He spilled way too many secrets to a stranger who was about to fuck his entire life.
“I’m the other guy.”
“Table seventeen wants another beer, babe!” I glance over at Samantha, who gives me an exasperated smile because the bar is slammed tonight, short-staffed, and the night isn’t going to end for her for a while. “Put a little swing in your hips when you’re walking away this time. They seem to like you.”
She winks, grabbing her drinks from the bartender, Jordan, then places them on her sticky, brown tray.
“I don’t work here anymore!” I call back out to her as I watch her hips sway naturally in her tight white shorts and crop top.
Khloe chuckles loudly at my side, sipping on her Long Island iced tea and bobbing her head to a song by Doja Cat blaring off the speakers.
“Did you make good money here?” my best friend asks me. “I might need to reconsider my job choices.”
I lift a brow with a smile. “Why? You wanna show your ass off and get hit on every two seconds?”
“Yeah.” She nods her head confidently without any shame. All she wants is male attention because she’s been so busy at work the population there is miniscule. “Literally sounds like heaven. No commitment, just sweet words hollered out to my ears.”
“C’mon,” I argue. “You’re not that desperate for attention.” Khloe hits me with a blank stare before I roll my eyes. “Stopppp. You’re gorgeous.”
“No, stoppp, you’re gorgeous,” I repeat a she stares at me as if it’s a crime. “I, on the other hand, need reinforcements. I should’ve taken this job.”
Maybe so.
I got a waitress job at The Watering Hole a few months before I nailed the assistant job with Elliott, and…it wasn’t what I expected.
For one, I didn’t expect to be wearing shorts that cup the bottom of my ass and a crop top that showed off my lack of a tan. I also didn’t think I would be cat-called every ten minutes by a bunch of guys who just turned twenty-one.
It wasn’t an ideal night or job, not that I’m knocking bar jobs at all, but that business degree was literally burning a hole in my pocket. However, I made more money here in the two weeks than any bi-weekly paycheck besides the one I get now.
“The menu wouldn’t be hard to memorize,” Khloe states, holding an open menu in her hands. “Hamburgers, wings, nachos, and fries in different varieties. You liked it here?”
I lift my shoulders. “It did its purpose. You have your young crowd who just turns the legal age to get shitfaced and dance the night away. You have your millennials that harass the DJ to play good music over the new stuff of today. Then you have some of your businessmen that come in with their suit jackets hung over the back of their chairs, looking for cheap beer, a place that they didn’t have to entertain clients, and a show of waitresses barely dressed. That would be you and every other female that works here.”
“Not bad.”
“Here you go, love,” Jordan shouts over to us, sliding five Coronas over. “You need limes?”
I point at the cold beers. “I didn’t order this.”
“No, the college frat boys behind you did.” He winks at me and saunters away back to work.
“Aw, let’s go say thanks,” Khloe coos, already turned in her stool. “C’mon.”
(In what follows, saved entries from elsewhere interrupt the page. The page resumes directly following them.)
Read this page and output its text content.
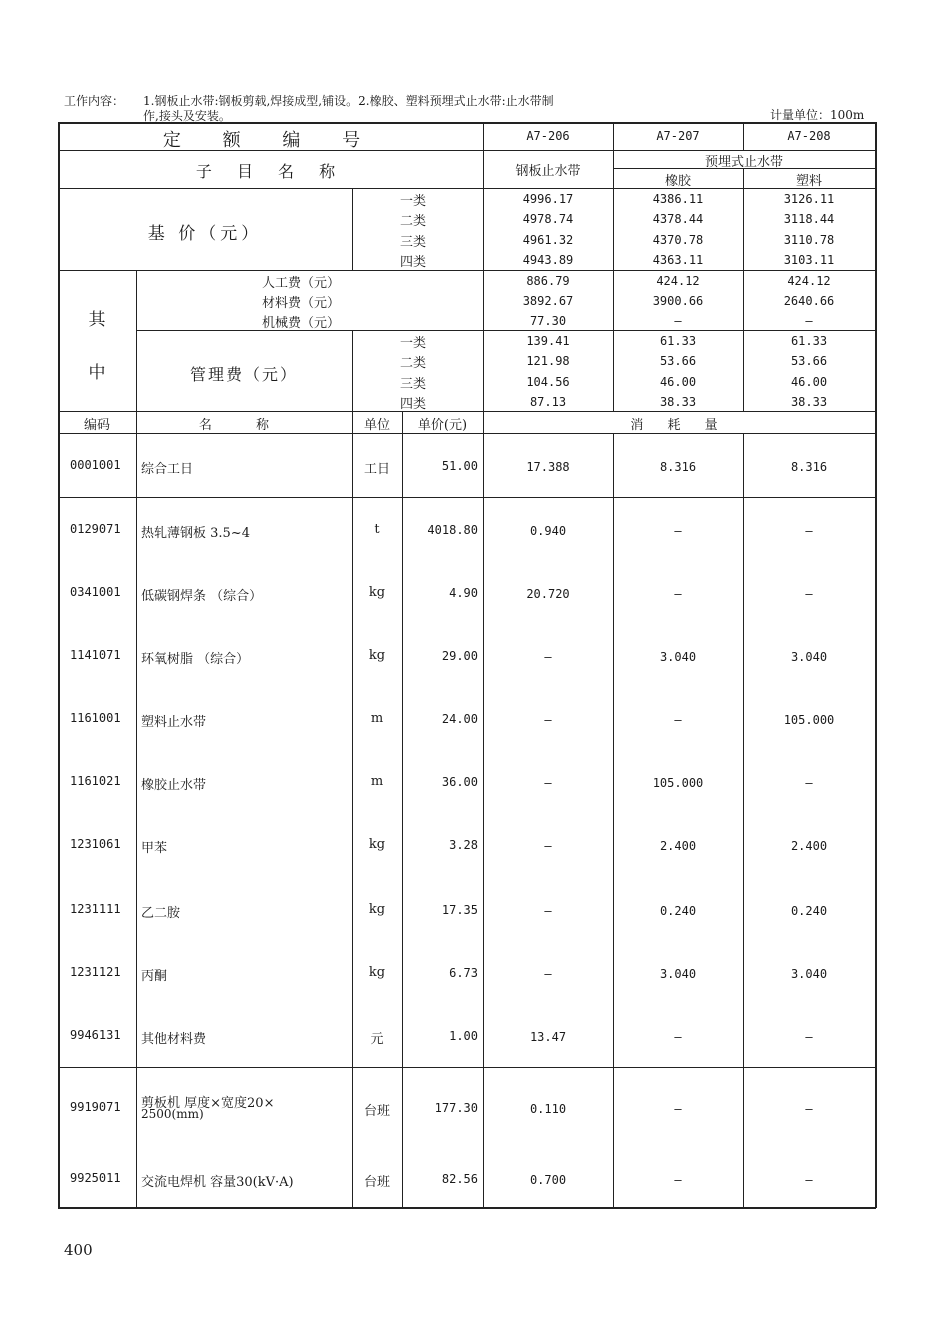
工作内容： 1.钢板止水带:钢板剪载,焊接成型,铺设。2.橡胶、塑料预埋式止水带:止水带制
作,接头及安装。	计量单位：100m
定 额 编 号	A7-206	A7-207	A7-208
子 目 名 称	钢板止水带
预埋式止水带
橡胶	塑料
基 价（元）
一类	4996.17	4386.11	3126.11
二类	4978.74	4378.44	3118.44
三类	4961.32	4370.78	3110.78
四类	4943.89	4363.11	3103.11
其
中
人工费（元）	886.79	424.12	424.12
材料费（元）	3892.67	3900.66	2640.66
机械费（元）	77.30	–	–
管理费（元）
一类	139.41	61.33	61.33
二类	121.98	53.66	53.66
三类	104.56	46.00	46.00
四类	87.13	38.33	38.33
编码	名 称	单位	单价(元)	消 耗 量
0001001 综合工日	工日	51.00	17.388	8.316	8.316
0129071 热轧薄钢板 3.5~4	t	4018.80	0.940	–	–
0341001 低碳钢焊条 （综合）	kg	4.90	20.720	–	–
1141071 环氧树脂 （综合）	kg	29.00	–	3.040	3.040
1161001 塑料止水带	m	24.00	–	–	105.000
1161021 橡胶止水带	m	36.00	–	105.000	–
1231061 甲苯	kg	3.28	–	2.400	2.400
1231111 乙二胺	kg	17.35	–	0.240	0.240
1231121 丙酮	kg	6.73	–	3.040	3.040
9946131 其他材料费	元	1.00	13.47	–	–
9919071 剪板机 厚度×宽度20×
2500(mm)	台班	177.30	0.110	–	–
9925011 交流电焊机 容量30(kV·A)	台班	82.56	0.700	–	–
400
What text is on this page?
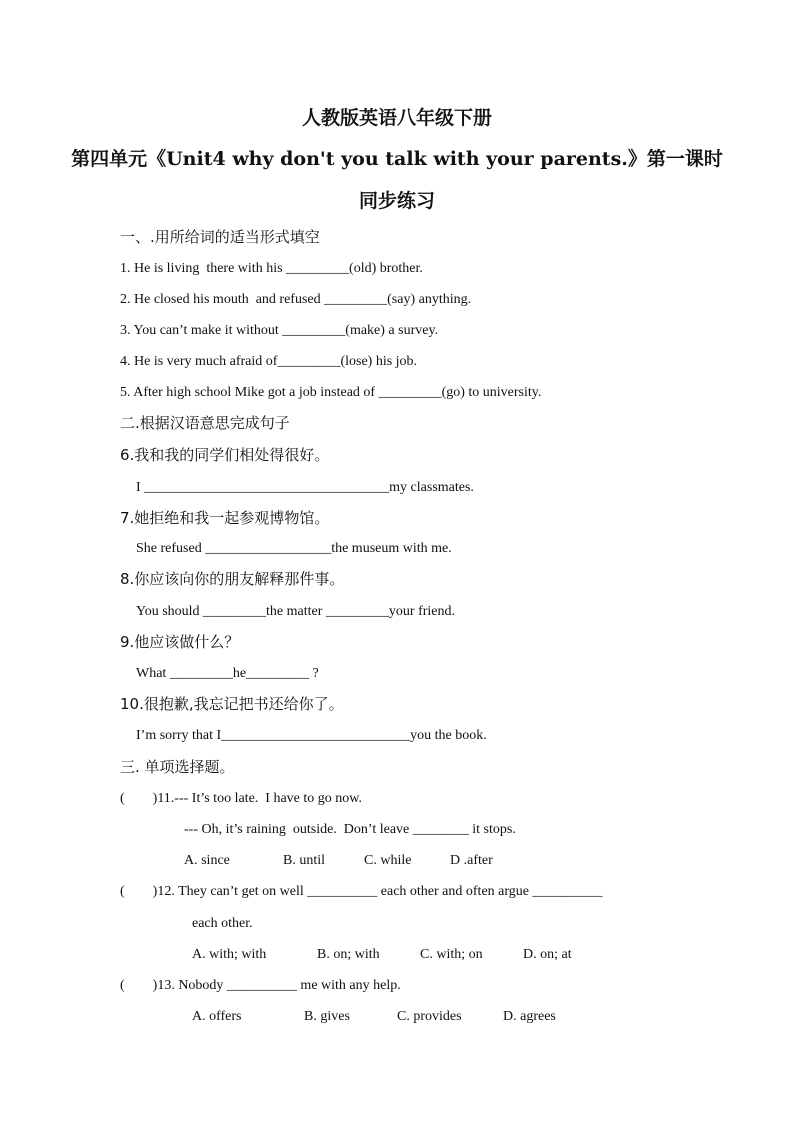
人教版英语八年级下册
第四单元《Unit4 why don't you talk with your parents.》第一课时
同步练习
一、.用所给词的适当形式填空
1. He is living  there with his _________(old) brother.
2. He closed his mouth  and refused _________(say) anything.
3. You can’t make it without _________(make) a survey.
4. He is very much afraid of_________(lose) his job.
5. After high school Mike got a job instead of _________(go) to university.
二.根据汉语意思完成句子
6.我和我的同学们相处得很好。
I ___________________________________my classmates.
7.她拒绝和我一起参观博物馆。
She refused __________________the museum with me.
8.你应该向你的朋友解释那件事。
You should _________the matter _________your friend.
9.他应该做什么？
What _________he_________ ?
10.很抱歉,我忘记把书还给你了。
I’m sorry that I___________________________you the book.
三. 单项选择题。
(        )11.--- It’s too late.  I have to go now.
--- Oh, it’s raining  outside.  Don’t leave ________ it stops.
A. since	B. until	C. while	D .after
(        )12. They can’t get on well __________ each other and often argue __________
each other.
A. with; with	B. on; with	C. with; on	D. on; at
(        )13. Nobody __________ me with any help.
A. offers	B. gives	C. provides	D. agrees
I stare at the beers. “Why are there five? There’s two of us and that’s an even number.”
And why is it that no one knows how to count?
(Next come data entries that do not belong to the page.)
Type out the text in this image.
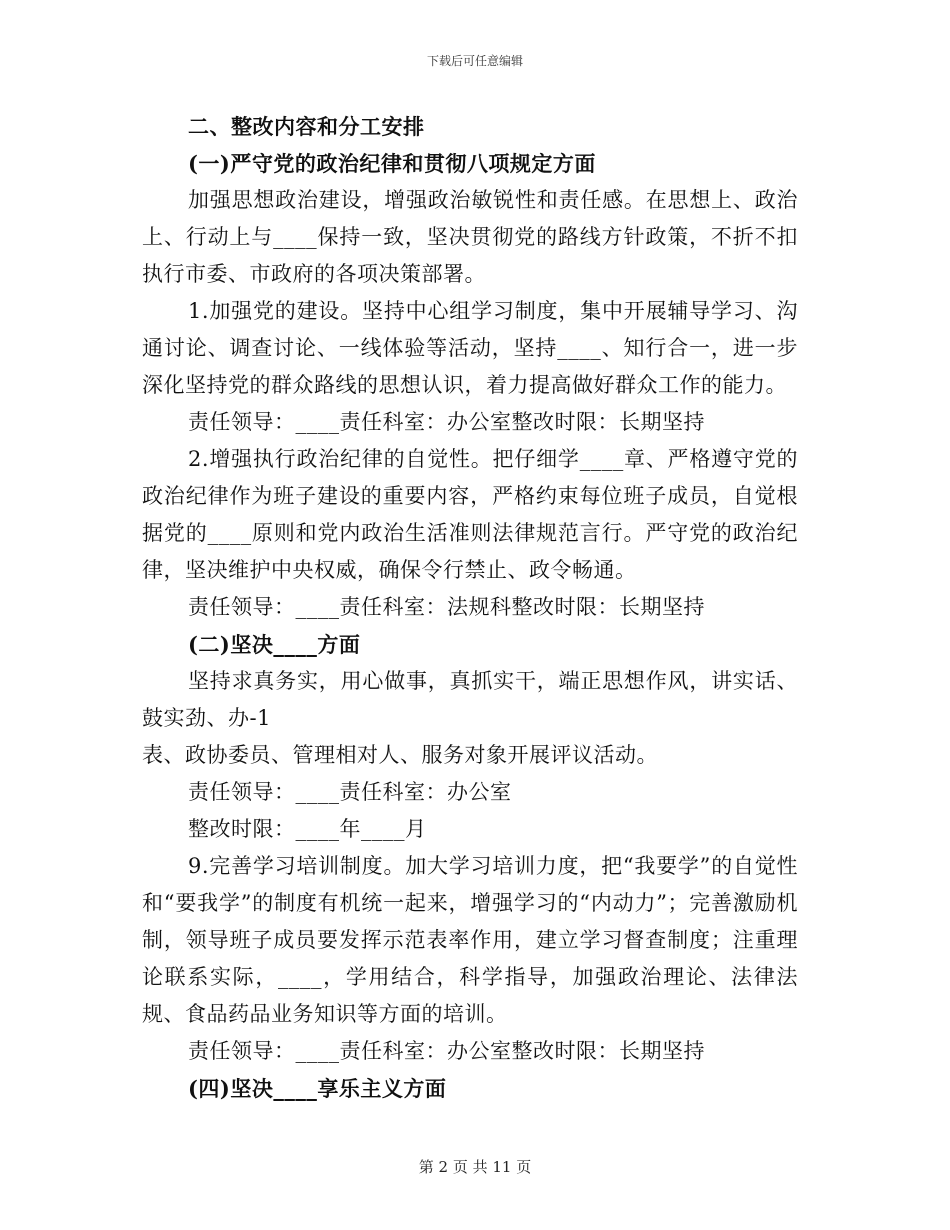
下载后可任意编辑

二、整改内容和分工安排

(一)严守党的政治纪律和贯彻八项规定方面

加强思想政治建设，增强政治敏锐性和责任感。在思想上、政治上、行动上与____保持一致，坚决贯彻党的路线方针政策，不折不扣执行市委、市政府的各项决策部署。

1.加强党的建设。坚持中心组学习制度，集中开展辅导学习、沟通讨论、调查讨论、一线体验等活动，坚持____、知行合一，进一步深化坚持党的群众路线的思想认识，着力提高做好群众工作的能力。

责任领导：____责任科室：办公室整改时限：长期坚持

2.增强执行政治纪律的自觉性。把仔细学____章、严格遵守党的政治纪律作为班子建设的重要内容，严格约束每位班子成员，自觉根据党的____原则和党内政治生活准则法律规范言行。严守党的政治纪律，坚决维护中央权威，确保令行禁止、政令畅通。

责任领导：____责任科室：法规科整改时限：长期坚持

(二)坚决____方面

坚持求真务实，用心做事，真抓实干，端正思想作风，讲实话、鼓实劲、办-1

表、政协委员、管理相对人、服务对象开展评议活动。

责任领导：____责任科室：办公室

整改时限：____年____月

9.完善学习培训制度。加大学习培训力度，把“我要学”的自觉性和“要我学”的制度有机统一起来，增强学习的“内动力”；完善激励机制，领导班子成员要发挥示范表率作用，建立学习督查制度；注重理论联系实际，____，学用结合，科学指导，加强政治理论、法律法规、食品药品业务知识等方面的培训。

责任领导：____责任科室：办公室整改时限：长期坚持

(四)坚决____享乐主义方面

第 2 页 共 11 页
Khloe latches onto my wrist and pulls me gracelessly off my stool. “Three frat boys and two of us. That equals five, brainiac.”
Keep a best friend around that can do math. Maybe that’s where I messed up before.
“There she is,” a guy calls out, gaining my attention over the loud music, and low and behold, three dudes are gathered around a table that Khloe is guiding us to. “How are you doing?”
Light brown curly hair, a crooked nose, and wandering eyes, college boy eye-fucks the front of my blue dress without an ounce of subtlety or shame.
I shove Khloe forward a little bit because she was the one that wanted to say thank you, not me. I would’ve been fine with a wave or a thumbs up from afar.
“Hey, guys,” she beams. “Thanks for the beers. That was sweet.”